Der arabische Literat al-Ğāḥiz (776-869) erklärt die Araber, und nicht die Byzantiner, zu den einzigen legitimen Erben der antiken Wissenschaft
Wenn doch das einfache Volk wüsste, dass die Christen und Byzantiner keine Weisheit und keine Erklärung und keinerlei herausragende Einsicht haben [...], wegen ihrer Abkehr von den Begriffen der Gebildeten und der Erleuchtung durch die Überzeugungen der Philosophen und Weisen! Denn das Buch der Logik und Über Werden und Vergehen und die Meteorologie und die übrigen sind von Aristoteles, und er ist weder ein Byzantiner noch ein Christ. Und das Buch Almagest ist von Ptolemaios, und er ist weder ein Byzantiner noch ein Christ. Und das Buch Euklids ist von Euklid, und er ist weder ein Byzantiner noch ein Christ. Und das Buch der Medizin ist von Galen, und er ist weder ein Byzantiner noch ein Christ. Und ebenso steht es mit den Büchern von Demokrit, Hippokrates und Platon, und von vielen anderen. Und diese Leute sind gewiss aus ihrem Volk verschwunden, und es blieben nur Spuren ihrer Gedanken.
Boethius von Dakien (fl. um 1270) bemüht sich, die Unentscheidbarkeit der Frage nach der Ewigkeit der Welt als philosophisches Projekt nachzuweisen
[1] Nun sagt der Naturphilosoph nur aufgrund der Betrachtung der Kräfte der natürlichen Ursachen, die Welt und die erste Bewegung seien aus ihnen heraus nicht neu. Der christliche Glaube sagt aber aufgrund der Betrachtung einer höheren Ursache als die Natur, die Welt könne aus ihr heraus neu sein. Daher widersprechen sie sich in nichts.
[2] Und aus dem Gesagten lässt sich ein Syllogismus aufstellen:
[3] (a) Es gibt keine Frage, deren schlüssige Beantwortung durch die Vernunft gezeigt werden kann, die der Philosoph nicht erörtern und entscheiden darf, soweit das durch die Vernunft möglich ist. […]

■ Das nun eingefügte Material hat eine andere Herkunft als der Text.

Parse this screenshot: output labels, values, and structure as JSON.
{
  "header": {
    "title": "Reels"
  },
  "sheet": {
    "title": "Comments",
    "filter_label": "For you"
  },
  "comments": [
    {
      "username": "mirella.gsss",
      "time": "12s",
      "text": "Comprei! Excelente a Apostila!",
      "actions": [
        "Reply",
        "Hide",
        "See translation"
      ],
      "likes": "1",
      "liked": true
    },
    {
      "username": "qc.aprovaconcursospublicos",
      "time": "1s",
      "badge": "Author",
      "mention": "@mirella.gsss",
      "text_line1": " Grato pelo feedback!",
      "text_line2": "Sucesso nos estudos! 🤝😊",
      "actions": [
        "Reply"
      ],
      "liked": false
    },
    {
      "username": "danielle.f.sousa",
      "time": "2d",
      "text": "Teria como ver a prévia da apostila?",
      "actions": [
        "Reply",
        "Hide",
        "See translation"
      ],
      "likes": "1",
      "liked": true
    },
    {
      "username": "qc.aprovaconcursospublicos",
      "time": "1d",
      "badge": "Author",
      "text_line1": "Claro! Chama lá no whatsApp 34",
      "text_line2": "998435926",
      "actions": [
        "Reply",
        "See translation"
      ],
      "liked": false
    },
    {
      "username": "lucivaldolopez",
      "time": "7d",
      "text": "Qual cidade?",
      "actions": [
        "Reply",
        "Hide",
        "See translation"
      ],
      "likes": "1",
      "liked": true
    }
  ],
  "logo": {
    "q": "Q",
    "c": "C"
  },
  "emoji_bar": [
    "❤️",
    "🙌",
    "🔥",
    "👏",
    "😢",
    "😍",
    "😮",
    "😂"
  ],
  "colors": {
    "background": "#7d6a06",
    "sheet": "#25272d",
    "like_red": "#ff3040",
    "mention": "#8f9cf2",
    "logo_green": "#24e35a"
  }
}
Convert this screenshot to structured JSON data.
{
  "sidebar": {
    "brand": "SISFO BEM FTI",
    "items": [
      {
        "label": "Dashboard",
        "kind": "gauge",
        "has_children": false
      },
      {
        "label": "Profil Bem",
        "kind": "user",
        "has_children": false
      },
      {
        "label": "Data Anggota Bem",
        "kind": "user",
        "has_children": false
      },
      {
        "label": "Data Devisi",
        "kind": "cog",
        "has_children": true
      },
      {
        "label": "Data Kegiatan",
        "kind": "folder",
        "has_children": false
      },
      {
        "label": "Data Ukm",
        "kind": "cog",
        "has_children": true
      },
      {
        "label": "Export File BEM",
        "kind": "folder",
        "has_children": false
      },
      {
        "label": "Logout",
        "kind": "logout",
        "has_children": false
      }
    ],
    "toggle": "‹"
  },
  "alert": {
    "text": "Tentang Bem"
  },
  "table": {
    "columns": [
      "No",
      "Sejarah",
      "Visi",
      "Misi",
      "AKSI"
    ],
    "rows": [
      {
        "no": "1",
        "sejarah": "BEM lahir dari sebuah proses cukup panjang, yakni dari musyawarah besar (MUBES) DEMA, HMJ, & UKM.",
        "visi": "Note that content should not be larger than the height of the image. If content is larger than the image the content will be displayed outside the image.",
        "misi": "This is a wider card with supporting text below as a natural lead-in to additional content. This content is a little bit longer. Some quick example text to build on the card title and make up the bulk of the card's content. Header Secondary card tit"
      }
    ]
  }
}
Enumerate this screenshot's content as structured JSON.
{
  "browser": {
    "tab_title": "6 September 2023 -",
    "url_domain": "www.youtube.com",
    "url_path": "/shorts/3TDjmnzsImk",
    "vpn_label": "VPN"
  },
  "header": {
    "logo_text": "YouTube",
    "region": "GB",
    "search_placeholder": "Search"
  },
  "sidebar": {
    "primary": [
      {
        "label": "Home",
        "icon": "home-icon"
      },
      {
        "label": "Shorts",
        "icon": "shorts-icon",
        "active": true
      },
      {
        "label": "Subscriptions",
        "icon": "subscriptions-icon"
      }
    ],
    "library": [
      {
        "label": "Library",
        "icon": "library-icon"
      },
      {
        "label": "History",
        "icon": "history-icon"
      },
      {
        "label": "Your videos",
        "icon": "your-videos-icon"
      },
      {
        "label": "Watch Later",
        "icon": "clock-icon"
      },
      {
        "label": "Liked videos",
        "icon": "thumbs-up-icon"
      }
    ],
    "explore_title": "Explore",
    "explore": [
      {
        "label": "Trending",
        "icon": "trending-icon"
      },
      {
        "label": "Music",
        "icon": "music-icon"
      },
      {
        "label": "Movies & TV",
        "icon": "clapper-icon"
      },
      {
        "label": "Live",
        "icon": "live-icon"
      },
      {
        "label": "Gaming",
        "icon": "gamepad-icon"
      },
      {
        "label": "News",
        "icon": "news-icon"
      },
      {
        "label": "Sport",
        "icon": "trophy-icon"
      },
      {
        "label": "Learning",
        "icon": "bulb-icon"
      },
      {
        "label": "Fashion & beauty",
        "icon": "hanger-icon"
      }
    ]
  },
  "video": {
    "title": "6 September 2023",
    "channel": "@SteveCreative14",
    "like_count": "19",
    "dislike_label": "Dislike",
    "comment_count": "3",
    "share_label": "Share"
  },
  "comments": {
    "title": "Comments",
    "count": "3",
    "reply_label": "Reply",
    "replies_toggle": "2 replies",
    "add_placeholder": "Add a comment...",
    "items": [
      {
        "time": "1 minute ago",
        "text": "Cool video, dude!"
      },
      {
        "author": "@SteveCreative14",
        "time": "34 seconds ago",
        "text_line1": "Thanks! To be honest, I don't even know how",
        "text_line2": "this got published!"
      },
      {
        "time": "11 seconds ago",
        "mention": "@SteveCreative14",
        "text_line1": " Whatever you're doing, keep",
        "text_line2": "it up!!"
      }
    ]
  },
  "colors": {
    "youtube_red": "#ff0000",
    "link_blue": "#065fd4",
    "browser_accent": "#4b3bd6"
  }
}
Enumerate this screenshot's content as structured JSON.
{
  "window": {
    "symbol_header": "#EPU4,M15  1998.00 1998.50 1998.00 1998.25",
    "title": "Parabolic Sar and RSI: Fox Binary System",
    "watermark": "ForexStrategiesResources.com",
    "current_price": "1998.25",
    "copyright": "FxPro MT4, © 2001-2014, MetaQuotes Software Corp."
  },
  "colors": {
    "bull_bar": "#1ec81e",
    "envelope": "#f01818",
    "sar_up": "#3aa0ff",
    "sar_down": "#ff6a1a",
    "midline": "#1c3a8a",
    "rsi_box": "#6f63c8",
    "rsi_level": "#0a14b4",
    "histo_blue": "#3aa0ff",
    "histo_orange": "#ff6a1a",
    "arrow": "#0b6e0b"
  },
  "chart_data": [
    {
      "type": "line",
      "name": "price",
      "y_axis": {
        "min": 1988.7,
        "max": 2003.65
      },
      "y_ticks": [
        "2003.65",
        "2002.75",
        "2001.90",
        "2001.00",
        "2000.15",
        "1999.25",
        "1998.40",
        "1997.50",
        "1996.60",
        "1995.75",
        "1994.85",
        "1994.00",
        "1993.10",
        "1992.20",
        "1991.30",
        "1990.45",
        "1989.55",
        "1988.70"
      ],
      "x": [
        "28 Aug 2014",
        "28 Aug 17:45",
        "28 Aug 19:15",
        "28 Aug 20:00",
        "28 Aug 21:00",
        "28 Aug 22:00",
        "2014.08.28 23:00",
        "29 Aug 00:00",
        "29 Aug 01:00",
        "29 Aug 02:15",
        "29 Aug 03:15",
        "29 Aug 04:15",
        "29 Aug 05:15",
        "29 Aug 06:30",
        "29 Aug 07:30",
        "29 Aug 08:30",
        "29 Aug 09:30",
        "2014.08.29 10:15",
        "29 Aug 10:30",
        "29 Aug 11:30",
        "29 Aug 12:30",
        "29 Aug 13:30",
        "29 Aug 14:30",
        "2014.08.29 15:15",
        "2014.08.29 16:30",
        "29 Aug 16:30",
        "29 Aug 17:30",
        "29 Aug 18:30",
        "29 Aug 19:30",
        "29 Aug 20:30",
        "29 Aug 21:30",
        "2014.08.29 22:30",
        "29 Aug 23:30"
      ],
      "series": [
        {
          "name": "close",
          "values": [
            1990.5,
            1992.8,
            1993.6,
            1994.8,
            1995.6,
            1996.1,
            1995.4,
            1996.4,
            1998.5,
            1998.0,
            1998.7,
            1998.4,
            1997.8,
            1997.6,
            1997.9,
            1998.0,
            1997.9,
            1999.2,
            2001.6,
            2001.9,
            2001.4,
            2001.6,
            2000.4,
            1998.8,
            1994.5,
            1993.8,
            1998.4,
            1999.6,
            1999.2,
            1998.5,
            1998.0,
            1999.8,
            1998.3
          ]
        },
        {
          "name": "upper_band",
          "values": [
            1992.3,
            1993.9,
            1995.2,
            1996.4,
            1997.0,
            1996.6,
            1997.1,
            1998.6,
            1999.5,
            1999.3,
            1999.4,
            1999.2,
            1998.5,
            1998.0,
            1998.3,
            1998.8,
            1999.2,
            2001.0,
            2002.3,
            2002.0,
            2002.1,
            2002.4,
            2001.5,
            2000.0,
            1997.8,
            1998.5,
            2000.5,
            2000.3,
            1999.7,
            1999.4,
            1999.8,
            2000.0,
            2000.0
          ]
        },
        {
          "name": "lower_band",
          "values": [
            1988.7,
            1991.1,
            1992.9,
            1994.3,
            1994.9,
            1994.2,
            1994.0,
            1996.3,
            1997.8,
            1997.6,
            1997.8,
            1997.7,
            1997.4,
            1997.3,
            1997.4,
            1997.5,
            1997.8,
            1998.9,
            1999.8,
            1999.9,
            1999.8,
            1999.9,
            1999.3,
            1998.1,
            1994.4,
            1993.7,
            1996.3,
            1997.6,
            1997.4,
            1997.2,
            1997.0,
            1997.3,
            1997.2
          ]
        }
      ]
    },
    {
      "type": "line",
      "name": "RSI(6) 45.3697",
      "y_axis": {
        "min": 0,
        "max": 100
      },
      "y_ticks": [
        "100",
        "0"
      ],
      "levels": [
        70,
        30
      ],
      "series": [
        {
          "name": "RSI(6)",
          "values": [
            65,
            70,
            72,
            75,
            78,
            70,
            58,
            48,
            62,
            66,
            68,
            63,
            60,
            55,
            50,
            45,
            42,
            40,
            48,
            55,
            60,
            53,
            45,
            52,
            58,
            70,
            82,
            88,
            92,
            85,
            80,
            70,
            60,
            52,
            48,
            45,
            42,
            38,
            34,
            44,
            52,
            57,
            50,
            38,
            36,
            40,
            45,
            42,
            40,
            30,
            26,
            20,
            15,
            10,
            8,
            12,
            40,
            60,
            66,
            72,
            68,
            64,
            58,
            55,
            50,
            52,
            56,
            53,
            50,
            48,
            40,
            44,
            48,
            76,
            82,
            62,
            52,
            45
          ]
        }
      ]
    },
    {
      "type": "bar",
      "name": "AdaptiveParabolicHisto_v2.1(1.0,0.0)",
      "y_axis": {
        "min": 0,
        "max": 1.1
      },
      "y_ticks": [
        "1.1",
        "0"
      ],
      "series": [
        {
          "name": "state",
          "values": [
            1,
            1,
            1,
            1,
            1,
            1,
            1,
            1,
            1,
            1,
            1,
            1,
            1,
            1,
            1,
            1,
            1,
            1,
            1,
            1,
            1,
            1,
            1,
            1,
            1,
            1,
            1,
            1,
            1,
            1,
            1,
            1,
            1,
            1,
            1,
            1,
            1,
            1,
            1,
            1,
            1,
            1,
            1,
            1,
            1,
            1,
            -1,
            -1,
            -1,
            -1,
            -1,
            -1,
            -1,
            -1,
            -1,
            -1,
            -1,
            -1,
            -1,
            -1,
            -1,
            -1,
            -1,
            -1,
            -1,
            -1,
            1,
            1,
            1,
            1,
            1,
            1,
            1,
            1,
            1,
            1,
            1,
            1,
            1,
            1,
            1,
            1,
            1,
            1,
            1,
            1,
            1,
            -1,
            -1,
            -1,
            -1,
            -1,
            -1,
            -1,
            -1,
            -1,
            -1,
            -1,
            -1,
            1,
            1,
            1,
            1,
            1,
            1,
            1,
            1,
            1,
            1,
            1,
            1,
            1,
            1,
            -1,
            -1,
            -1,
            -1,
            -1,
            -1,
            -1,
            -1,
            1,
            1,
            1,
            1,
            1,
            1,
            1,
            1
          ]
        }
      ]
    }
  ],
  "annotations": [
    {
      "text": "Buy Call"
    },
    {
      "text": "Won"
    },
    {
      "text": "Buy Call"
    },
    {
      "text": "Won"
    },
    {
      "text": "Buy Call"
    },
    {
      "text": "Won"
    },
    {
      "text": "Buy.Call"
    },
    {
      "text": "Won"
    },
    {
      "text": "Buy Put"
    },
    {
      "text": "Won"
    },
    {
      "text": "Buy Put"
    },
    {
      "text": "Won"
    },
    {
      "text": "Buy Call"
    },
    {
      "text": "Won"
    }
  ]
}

(b) Kein Philosoph aber kann durch die Vernunft zeigen, dass die erste Bewegung und die Welt neu sind, weil es […] weder der Naturphilosoph noch der Mathematiker noch der Theologe kann.
(c1) Also kann durch keine menschliche Vernunft gezeigt werden, dass die erste Bewegung und die Welt neu sind.
(c2) Es kann aber auch nicht gezeigt werden, dass sie ewig sind. Denn wer das bewiese, müsste die Form des göttlichen Willens beweisen – aber wer sollte ihn erforschen?